City man sentenced for assault

Jury found Everage guilty of pistol-whipping woman

HOLLIDAYSBURG — An Altoona man has been sentenced to spend 10.5 to 21 years in prison on aggravated assault and related convictions linked to a pistol-whipping in December 2016.

Judge Elizabeth Doyle imposed the sentence Tuesday on 29-year-old Maurice P. Everage, who continues to maintain that he was wrongly accused.

“I respect the jury’s decision … but I did not commit this crime,” Everage told the judge before she imposed the sentence.

The jury deliberated about 90 minutes in September before convicting Everage based on testimony from Altoona Police Detective Cpl. Terry Merritts, who explained how he linked Everage to the offense, and from a woman who identified Everage as her attacker upon seeing a group of mugshots.

Police said Everage had approached the women on the 2300 block of Sixth Avenue while they were walking home from a convenience store. She said he crossed to their side of the street, verbally threatened them, then pulled out a gun. After holding the barrel to her forehead, she said he used it to strike her face, prompting her and her companion to seek refuge at a nearby residence where she went into a seizure and was transported to the hospital for treatment.

Assistant District Attorney Pete Weeks described the 10.5- to 21-year sentence as “extremely appropriate” for Everage who has been in trouble with the law since he was 10 or 11 years old. His juvenile offenses, Weeks said, included assaulting a teacher, a police officer and a juvenile rehabilitation center staff member.

While charges in the pistol-whipping case were pending, Everage was also charged and pleaded guilty to simple assault involving a woman he punched in the face before slamming her head on a road.

“The last 20 years are evidence that society and this defendant do not mix,” Weeks said.

Defense attorney Edward Meehan Jr. of Philadelphia offered no protest to a standard-range sentence of five to 10 years on the aggravated assault charge.

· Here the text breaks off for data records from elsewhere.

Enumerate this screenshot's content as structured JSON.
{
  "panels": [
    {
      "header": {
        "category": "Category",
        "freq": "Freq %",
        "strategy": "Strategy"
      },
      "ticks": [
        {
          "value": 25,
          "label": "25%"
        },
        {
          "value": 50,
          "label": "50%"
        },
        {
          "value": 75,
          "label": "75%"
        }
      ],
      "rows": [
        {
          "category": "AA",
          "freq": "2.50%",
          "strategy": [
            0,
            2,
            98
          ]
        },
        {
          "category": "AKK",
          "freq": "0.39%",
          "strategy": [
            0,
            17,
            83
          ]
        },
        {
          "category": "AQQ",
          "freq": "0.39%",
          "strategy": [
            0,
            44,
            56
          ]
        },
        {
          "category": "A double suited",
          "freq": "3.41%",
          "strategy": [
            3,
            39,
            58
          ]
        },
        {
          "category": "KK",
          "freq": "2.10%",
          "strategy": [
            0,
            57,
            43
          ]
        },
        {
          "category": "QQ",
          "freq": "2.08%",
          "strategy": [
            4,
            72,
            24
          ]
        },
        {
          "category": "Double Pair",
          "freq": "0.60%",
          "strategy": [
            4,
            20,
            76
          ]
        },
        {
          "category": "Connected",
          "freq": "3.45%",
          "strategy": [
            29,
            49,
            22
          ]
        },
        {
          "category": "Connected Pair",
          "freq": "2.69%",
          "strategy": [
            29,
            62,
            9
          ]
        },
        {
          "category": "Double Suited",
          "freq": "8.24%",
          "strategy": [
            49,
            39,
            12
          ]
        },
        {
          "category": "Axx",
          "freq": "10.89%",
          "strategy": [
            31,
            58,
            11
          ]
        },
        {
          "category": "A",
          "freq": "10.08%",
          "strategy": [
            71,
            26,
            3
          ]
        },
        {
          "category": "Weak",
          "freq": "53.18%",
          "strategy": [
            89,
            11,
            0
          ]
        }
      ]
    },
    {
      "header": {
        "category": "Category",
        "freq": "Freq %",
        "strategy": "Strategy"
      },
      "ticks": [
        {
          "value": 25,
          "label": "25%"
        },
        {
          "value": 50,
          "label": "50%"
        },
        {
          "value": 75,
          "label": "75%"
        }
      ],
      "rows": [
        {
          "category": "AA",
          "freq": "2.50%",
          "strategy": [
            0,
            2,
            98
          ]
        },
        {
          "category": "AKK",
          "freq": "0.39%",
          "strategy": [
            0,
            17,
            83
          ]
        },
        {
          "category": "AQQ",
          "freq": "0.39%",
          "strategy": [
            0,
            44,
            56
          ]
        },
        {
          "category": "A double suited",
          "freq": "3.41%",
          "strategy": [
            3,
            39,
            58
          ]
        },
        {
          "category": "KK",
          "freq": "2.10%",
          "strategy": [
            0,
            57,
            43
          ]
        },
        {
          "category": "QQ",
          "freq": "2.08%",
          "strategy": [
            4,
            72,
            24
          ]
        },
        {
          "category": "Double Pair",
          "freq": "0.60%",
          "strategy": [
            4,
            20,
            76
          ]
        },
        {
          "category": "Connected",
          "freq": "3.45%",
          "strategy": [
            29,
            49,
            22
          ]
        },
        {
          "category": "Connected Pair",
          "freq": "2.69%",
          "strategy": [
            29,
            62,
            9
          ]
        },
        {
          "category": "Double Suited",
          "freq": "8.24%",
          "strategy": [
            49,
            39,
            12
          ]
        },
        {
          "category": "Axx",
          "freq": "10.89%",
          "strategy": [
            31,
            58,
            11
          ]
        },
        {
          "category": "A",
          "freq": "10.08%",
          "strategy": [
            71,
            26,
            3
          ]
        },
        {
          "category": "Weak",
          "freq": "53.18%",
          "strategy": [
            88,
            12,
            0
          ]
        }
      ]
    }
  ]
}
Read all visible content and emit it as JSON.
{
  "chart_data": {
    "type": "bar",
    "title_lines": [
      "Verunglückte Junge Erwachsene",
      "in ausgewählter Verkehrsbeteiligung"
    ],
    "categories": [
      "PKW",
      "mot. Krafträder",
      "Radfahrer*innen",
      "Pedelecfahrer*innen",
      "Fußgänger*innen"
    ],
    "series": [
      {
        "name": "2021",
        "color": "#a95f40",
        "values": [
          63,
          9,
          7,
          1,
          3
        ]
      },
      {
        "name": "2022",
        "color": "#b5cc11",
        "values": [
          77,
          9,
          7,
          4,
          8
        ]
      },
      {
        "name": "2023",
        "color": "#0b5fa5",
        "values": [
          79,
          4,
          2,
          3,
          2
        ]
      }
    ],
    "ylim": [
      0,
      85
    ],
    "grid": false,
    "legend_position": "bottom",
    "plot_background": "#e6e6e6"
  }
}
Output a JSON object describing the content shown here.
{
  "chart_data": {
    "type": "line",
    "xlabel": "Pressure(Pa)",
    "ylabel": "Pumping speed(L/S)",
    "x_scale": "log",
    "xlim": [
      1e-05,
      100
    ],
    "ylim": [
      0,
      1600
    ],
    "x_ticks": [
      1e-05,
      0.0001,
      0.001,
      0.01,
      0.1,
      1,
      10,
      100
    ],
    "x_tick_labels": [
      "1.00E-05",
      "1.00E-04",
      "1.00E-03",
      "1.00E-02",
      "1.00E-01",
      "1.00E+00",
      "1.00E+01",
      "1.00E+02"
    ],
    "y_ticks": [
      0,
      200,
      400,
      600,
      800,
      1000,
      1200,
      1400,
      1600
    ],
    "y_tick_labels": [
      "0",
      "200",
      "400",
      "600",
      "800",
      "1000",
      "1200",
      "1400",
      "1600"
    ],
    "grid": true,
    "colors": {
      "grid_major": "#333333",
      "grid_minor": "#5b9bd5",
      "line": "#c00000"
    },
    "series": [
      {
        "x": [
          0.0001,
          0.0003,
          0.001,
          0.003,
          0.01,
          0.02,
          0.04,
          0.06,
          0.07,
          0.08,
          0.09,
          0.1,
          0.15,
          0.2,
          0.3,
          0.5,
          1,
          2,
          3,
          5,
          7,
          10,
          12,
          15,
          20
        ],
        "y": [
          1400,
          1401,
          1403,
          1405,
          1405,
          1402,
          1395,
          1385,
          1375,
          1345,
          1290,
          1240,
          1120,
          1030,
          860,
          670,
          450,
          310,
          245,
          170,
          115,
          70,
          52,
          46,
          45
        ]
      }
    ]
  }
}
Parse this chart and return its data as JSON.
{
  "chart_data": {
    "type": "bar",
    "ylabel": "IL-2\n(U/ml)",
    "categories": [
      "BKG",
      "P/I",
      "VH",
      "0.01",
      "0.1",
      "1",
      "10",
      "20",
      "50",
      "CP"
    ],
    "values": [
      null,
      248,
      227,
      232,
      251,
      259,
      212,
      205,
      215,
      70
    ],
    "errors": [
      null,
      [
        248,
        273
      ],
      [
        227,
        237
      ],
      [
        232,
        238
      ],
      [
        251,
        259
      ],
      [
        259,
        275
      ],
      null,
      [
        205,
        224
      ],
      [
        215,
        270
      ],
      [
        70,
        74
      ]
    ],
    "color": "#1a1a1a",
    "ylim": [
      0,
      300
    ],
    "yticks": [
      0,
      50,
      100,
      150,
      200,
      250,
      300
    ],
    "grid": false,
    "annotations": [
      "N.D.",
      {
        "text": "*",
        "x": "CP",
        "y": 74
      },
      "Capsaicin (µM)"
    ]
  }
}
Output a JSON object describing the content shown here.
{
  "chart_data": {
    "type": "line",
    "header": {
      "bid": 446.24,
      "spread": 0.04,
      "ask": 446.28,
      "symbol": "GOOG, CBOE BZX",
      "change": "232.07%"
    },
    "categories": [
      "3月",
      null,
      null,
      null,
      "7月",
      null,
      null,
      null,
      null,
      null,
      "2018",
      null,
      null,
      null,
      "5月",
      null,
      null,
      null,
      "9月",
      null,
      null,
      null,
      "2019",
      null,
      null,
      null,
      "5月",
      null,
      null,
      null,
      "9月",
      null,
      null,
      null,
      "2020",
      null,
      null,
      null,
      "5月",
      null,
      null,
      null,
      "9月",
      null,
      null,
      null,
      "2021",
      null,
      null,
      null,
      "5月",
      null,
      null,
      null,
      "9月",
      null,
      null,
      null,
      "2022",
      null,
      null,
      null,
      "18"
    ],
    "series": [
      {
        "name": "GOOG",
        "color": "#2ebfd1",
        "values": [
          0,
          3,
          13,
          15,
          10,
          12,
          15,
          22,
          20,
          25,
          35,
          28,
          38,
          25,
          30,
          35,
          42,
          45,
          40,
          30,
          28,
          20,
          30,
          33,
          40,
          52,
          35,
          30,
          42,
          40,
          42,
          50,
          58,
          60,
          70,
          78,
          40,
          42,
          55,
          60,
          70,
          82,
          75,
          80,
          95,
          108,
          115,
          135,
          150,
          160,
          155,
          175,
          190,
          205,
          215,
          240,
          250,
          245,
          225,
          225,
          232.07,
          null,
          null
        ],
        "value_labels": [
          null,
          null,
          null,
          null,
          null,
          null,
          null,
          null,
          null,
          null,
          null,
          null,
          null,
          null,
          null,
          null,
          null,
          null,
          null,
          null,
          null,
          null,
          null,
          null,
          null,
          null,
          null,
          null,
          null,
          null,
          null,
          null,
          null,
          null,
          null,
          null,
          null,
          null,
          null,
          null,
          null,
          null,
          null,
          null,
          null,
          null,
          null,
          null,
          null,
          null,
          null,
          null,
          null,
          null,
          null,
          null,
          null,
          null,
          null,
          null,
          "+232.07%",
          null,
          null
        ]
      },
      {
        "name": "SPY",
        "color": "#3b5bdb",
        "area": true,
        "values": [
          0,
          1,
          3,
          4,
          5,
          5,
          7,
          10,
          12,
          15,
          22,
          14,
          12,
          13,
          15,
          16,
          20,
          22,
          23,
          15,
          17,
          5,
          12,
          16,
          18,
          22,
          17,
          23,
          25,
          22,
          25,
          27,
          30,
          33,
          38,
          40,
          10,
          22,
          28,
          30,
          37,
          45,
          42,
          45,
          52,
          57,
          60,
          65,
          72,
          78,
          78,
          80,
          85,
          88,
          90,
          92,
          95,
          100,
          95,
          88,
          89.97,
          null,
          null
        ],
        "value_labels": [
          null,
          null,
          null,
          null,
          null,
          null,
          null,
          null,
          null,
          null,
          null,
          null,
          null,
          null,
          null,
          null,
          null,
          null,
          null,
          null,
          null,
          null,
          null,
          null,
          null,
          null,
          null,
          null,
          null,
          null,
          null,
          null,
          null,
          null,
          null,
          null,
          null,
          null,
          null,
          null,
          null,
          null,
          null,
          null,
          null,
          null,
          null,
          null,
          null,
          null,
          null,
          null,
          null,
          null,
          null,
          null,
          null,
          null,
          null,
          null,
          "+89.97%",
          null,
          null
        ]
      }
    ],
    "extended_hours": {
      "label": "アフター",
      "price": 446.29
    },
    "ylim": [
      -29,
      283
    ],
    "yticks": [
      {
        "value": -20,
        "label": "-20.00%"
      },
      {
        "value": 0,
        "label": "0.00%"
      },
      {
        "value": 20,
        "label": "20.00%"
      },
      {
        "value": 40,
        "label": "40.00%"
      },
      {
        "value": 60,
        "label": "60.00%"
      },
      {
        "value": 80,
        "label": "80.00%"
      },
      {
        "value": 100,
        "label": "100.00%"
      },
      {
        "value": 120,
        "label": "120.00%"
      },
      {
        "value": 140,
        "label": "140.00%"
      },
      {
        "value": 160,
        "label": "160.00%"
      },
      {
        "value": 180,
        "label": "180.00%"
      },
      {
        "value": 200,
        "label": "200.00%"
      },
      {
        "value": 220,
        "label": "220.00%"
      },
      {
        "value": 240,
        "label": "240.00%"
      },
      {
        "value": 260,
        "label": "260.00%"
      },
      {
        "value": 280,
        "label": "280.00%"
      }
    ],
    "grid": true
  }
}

Jail time on the other convictions could be served at the same time, he suggested.

Weeks asked for consecutive sentences, which Doyle imposed on charges of recklessly endangering another person, terroristic threats and illegal possession of a firearm, adding up to the 10.5 to 21 years.

The sentence reflects the serious, aggressive nature of the offenses, Doyle said, but still allows Everage the opportunity to finish his jail time while he’s a relatively young man.

Weeks praised Merritts for his police work and the victims for their cooperation in prosecuting Everage.

The result is a sentence that will keep the community safer, Weeks said.